The World Health Organization says that only one-third of malaria-endemic countries dealing with falciparum malaria, the parasite's deadliest strain, are doing enough to detect a version of it resistant to one of the best-known treatments.

Strains of malaria resistant to Artemisinin, a powerful prophylactic and treatment for the mosquito-borne parasite, are spreading in Southeast Asia, the WHO said in a press release.

The resistant strain of malaria first appeared along Myanmar-Thailand border, the WHO said. Officials fear it could spread from the Cambodia-Thailand border to Africa, as it did with other antimalarial drugs such as chloroquine and sulfadoxine-pyrimethamine in the 1960s and 1970s.
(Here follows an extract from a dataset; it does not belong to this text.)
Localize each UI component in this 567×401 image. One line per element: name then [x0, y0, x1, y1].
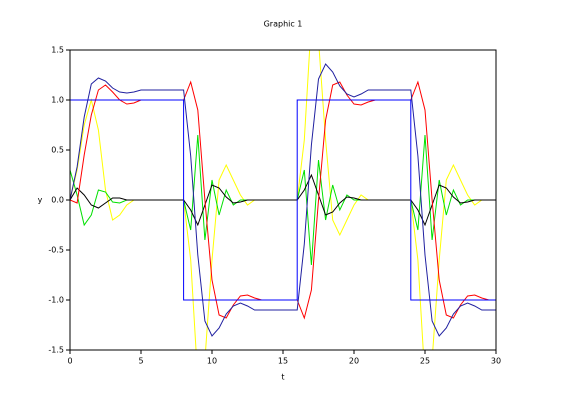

The malaria parasite develops resistant to drugs through random and rare changes in its genetic code. Once the change occurs, the resistant version of the parasite becomes more likely to survive and reproduce itself and therefore accelerate its own spread. The best way to deal with resistant malaria is to isolate people who have it and prevent them from getting bitten by other mosquitoes who could spread it.
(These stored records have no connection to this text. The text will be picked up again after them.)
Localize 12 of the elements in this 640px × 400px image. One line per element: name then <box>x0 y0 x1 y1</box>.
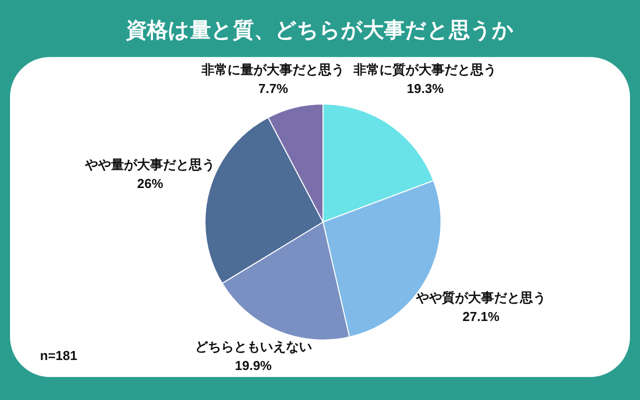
data-label: 7.7% <box>258 81 288 96</box>
chart-title: 資格は量と質、どちらが大事だと思うか <box>125 18 514 42</box>
slice-label: 非常に質が大事だと思う <box>352 62 497 77</box>
slice-label: やや量が大事だと思う <box>84 157 216 172</box>
data-label: 19.3% <box>406 81 444 96</box>
slice-label: やや質が大事だと思う <box>414 290 546 305</box>
slice-label: 非常に量が大事だと思う <box>200 62 345 77</box>
slice-label: どちらともいえない <box>194 339 312 354</box>
data-label: 27.1% <box>462 308 500 324</box>
text: n=181 <box>40 348 78 363</box>
data-label: 26% <box>137 176 164 192</box>
data-label: 19.9% <box>234 358 272 373</box>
"Antimalarial drug resistance is like a cancer, it must be fought at every level - affected countries need to be in the frontline in combating the emergence of drug resistance. WHO should be empowered and supported to take a strong lead. It is crucial to protect (Artemisinin combined treatments) as they are the best treatments for millions of people against malaria," said Professor Nicholas J White, of the Mahidol-Oxford Research Unit in Bangkok, Thailand.